Second, they clearly state, “Cash should generally be thought of as separate from the rest of the investor’s portfolio … and should be invested in the vehicle that best matches the need.” In terms of answering the question “What should I do?” this is about as clear as one can get (see Figure 1 for an example). The point about the “vehicle” can’t be overlooked. If liquidity and stability are of critical importance, you should evaluate investments such as bonds carefully because of the possibility of loss of principal. Again, for those keeping score, the answer to my other key question about cash’s purpose is that it should be used for emergencies or scheduled spending from a portfolio.
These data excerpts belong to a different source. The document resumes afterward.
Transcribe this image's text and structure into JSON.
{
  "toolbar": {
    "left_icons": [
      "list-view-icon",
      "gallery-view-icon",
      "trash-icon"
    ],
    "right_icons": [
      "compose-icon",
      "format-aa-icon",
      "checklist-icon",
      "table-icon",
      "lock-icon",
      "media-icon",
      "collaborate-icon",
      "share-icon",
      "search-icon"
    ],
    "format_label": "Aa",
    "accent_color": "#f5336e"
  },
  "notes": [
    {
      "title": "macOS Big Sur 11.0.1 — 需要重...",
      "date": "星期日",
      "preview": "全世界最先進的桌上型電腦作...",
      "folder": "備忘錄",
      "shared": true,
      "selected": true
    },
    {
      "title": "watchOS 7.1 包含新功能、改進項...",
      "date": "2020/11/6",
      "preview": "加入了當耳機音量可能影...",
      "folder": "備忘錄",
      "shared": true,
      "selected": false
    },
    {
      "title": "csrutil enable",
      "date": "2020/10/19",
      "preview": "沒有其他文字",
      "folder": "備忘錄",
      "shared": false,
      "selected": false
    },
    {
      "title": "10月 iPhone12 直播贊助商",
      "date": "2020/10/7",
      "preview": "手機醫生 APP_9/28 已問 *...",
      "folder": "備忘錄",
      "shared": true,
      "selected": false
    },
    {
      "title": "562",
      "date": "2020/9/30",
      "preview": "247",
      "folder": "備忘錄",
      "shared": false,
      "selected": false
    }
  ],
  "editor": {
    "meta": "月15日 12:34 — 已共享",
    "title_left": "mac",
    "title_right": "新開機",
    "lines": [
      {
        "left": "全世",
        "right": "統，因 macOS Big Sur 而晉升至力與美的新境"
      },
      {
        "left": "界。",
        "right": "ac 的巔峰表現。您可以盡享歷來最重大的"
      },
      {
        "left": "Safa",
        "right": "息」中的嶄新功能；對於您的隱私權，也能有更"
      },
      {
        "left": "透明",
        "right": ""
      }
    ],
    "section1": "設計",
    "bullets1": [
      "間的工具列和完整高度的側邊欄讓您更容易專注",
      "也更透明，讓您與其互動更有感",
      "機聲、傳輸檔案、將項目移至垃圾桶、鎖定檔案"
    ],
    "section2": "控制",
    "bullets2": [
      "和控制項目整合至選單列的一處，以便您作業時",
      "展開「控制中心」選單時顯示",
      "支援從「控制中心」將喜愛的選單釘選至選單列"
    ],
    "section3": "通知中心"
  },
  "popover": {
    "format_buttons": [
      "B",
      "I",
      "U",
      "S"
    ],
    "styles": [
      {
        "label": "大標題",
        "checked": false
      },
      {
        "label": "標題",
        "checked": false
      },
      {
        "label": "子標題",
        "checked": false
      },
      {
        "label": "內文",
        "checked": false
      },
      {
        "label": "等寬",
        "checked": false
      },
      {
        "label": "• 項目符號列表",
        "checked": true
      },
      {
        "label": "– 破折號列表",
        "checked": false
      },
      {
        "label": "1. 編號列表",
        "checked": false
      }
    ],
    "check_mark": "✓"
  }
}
All in all, after reviewing my portfolio and considering the place of cash, I’m comfortable in the size of our allocation and its core purpose. I don’t view it as part of my overall asset allocation. I am fine with it earning 1 basis point because I don’t want to take any excess risk with that pool of capital. And I will not use it to purchase higher-risk assets “when the timing is right.” While everyone has their own unique circumstances, hopefully you find this paper as helpful as I did when thinking about the role of cash.
And to answer my original question… Cash: What is it good for? Absolutely everything (that requires liquidity or short-term spending)!
Please remember that all investments involve some risk. Be aware that fluctuations in the financial markets and other factors may cause declines in the value of your account. There is no guarantee that any particular asset allocation or mix of funds will meet your investment objectives or provide you with a given level of income.
An investment in a money market fund is not insured or guaranteed by the Federal Deposit Insurance Corporation or any other government agency. Although a money market fund seeks to preserve the value of your investment at $1 per share, it is possible to lose money by investing in such a fund.